The Nephrological Report is based on the Complete Genome Test. For this reason, it analyzes all Common and Rare variants related to kidney disease instead of a limited number of genes, as for older generation reports. The Nephrological Report analyzes more than 1240 conditions with specific information on the following kidney-related diseases: Polycystic Kidney Disease Pseudoipoaldosteronism Nephrolitiase Glomerulosclerosis Segmentary Focal Syndrome Alport Susceptibility to congenital kidney and urinary tract abnormalities Ipouric family kidneyemia Xanthinuria Primary Hyperossaluria and other less common conditions Along with environmental factors, Genetics plays a key role in regulating the kidneys More than 300 genes analyzed 100% of the genomic regions covered Intragenic and intergenic regions analyzed All variants reported.

Neurological

Nervous System

The Neurological Report is based on the Complete Genome Test. For this reason, it analyzes all Common and Rare Variants related to neurological diseases instead of a limited number of genes, as for older generation reports. The Neurological Report analyzes more than 3600 conditions with specific information on the following kidney-related diseases: ALS Parkinson-Alzheimer-Dementia Athenaxia Epilepsy Congenital Syndrome Migraine Hemiplegic Periodic Paralysis of Charcot-Marie-Tooth spongy degeneration of the central nervous system Neuropathies Genetics plays a key role in regulating neurological diseases More than 800 genes analyzed 100% of the genomic regions covered Intragenic and intergenic regions analyzed All the variants reported.

Rheumatoid arthritis

Immune System

The Rheumatoid Arthritis Report is based on the Complete Genome Test.
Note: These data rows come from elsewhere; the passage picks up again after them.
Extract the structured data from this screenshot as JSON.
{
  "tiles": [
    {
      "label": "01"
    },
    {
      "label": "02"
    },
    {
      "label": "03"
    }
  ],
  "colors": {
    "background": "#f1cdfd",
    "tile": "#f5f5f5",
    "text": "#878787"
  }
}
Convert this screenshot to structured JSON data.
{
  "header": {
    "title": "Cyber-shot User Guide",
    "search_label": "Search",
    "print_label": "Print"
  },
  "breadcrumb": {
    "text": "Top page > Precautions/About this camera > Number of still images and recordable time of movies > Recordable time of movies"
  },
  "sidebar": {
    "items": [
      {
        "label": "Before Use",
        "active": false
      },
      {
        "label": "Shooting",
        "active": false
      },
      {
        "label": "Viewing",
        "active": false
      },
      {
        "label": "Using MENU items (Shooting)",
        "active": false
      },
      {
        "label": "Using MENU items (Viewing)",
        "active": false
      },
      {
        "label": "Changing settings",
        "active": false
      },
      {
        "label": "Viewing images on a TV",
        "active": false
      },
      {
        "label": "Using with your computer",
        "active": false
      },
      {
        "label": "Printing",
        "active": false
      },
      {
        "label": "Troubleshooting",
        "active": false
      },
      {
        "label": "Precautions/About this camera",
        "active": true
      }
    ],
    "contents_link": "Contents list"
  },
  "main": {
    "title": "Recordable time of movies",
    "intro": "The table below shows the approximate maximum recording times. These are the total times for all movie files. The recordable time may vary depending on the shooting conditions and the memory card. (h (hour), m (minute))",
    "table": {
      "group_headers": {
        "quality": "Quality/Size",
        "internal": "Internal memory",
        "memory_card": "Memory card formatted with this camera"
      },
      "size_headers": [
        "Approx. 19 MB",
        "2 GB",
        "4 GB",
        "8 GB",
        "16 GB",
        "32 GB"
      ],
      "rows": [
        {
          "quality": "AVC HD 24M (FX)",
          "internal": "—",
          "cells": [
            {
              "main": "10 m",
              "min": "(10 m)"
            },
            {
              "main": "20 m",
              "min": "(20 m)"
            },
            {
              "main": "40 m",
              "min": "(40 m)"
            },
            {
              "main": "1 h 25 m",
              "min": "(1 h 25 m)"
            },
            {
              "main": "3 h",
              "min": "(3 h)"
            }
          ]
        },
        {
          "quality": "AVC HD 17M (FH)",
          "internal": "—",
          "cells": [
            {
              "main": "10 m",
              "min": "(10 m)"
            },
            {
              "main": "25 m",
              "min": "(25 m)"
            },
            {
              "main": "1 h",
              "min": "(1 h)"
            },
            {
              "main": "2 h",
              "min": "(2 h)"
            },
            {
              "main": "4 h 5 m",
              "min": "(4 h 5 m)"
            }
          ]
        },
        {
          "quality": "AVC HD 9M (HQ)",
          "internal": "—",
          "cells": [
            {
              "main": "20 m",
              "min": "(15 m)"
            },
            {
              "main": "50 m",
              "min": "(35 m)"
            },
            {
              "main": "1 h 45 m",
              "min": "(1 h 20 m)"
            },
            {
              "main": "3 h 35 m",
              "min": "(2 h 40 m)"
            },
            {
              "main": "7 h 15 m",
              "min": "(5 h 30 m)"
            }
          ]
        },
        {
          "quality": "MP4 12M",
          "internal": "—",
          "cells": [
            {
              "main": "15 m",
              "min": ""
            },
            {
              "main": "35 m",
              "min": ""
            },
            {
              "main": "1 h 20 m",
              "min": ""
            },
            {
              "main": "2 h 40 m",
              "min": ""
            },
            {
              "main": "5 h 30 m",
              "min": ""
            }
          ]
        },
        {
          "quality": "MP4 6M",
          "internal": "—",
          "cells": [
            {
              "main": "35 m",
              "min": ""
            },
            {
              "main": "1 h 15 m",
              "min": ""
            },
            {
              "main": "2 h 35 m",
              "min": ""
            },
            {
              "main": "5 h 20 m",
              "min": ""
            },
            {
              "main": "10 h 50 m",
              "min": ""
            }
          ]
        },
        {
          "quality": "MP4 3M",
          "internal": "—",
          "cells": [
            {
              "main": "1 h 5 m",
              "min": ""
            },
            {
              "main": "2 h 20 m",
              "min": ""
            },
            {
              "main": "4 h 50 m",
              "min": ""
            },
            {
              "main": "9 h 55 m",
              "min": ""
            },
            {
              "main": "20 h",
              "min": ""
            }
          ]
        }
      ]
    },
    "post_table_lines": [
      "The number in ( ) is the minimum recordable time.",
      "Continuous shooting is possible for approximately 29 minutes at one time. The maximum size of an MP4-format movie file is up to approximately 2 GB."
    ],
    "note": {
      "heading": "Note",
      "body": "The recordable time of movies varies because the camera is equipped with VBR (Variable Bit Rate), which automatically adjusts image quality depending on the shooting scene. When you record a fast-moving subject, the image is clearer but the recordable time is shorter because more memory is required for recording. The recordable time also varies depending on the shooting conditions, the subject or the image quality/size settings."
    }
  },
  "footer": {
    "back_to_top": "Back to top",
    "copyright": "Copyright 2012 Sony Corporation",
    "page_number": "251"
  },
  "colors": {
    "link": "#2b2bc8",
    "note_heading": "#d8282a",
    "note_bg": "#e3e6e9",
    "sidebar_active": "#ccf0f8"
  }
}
For this reason, it analyzes all common and rare variants associated with Rheumatoid Arthritis instead of a limited number of genes, as for old genetic panels. Rheumatoid arthritis is a chronic inflammatory disorder that affects more than one joint. In some people, the condition can damage a wide variety of systems, including the skin, eyes, lungs, heart and blood vessels. Along with environmental factors, Genetics plays a key role in regulating Rheumatoid Arthritis. Click here to see an example of your report 16 genes analyzed 100% of the genomic regions covered Intragenic and intergenic regions analyzed All variants reported Gene List: ACP5,CD244,CD247,CIITA,GCH1, HLA-DRB1,IL10,IL2RA,IL6,MIF,NFKBIL1, PADI4,PTPN22,SLC22A4,STAT4.

Periodic paralysis

Skeletal Muscle System

The Periodic Paralysis Report is based on the Complete Genome Test. For this reason, it analyzes all Common and Rare Variants associated with Periodic Paralysis instead of a limited number of genes, as for old genetic panels. Periodic paralysis is a rare genetic disorder. It causes sudden bouts of short-term muscle fatigue, hypertono, or paralysis. HypoPP is one of the conditions of periodic paralysis; dominant autosomic genetic diseases caused by mutations in sodium, potassium and calcium channel genes in skeletal muscle. In general, HypoPP is characterized by reversible bouts of muscle fatigue combined with decreasing concentrations of potassium in the blood. Along with environmental factors, Genetics plays a key role in regulating Periodic Paralysis. 98 genes analysed 100% of genomic regions covered Intragenic and intergenic regions analyzed All variants reported.

Mitochondrial diseases

Metabolic system

The Mitochondrial Diseases Report is based on the Complete Genome Test. For this reason, it analyzes all common and rare variants associated with mitochondrial diseases instead of a limited number of genes, as for old genetic panels. Mitochondrial diseases are chronic (long-term), genetic and often hereditary diseases that occur when mitochondria fail to produce enough energy for the body to function properly. Along with environmental factors, Genetics plays a key role in regulating Mitochondrial Diseases.

Porphyria

Cardiovascular System

The Porphyria Report is based on the Complete Genome Test. For this reason, it analyzes all common and rare variants associated with porphyria instead of a limited number of genes, as for old genetic panels. Porfiria is a set of problems caused by anomalies in the various chemical steps that lead to the production of the heme. Along with environmental factors, Genetics plays a key role in regulating Porphyria Click here to see an example of your report 9 genes analyzed 100% of the genomic regions covered Intragenic and intergenic regions analyzed All variants reported Gene List: ALAS2, CLPX, CPOX, FECH, HFE, HMBS, PPOX, UROD, UROS.

Ehlers-Danlos syndrome

Skeletal Muscle System

The Ehlers-Danlos Syndrome report is based on the Complete Genome Test. For this reason, it analyzes all Common and Rare Variants associated with Ehlers-Danlos Syndrome instead of a limited number of genes, as for old genetic panels. Ehlers-Danlos Syndrome is a group of disorders that attack connective tissue that supports the skin, bones, blood vessels and many other organs and tissues. Problems in connective tissue cause signals and symptoms of these conditions, ranging from slightly loose joints to deadly complications. A correct diagnosis is crucial and must be validated as soon as possible. Along with environmental factors, Genetics plays a key role in regulating Ehlers-Danlos Syndrome. Click here to see an example of your report. 61 genes analyzed 100% of the genomic regions covered Intragenic and intergenic regions analyzed All the variants reported Click here to read the complete list of genes analyzed in this report.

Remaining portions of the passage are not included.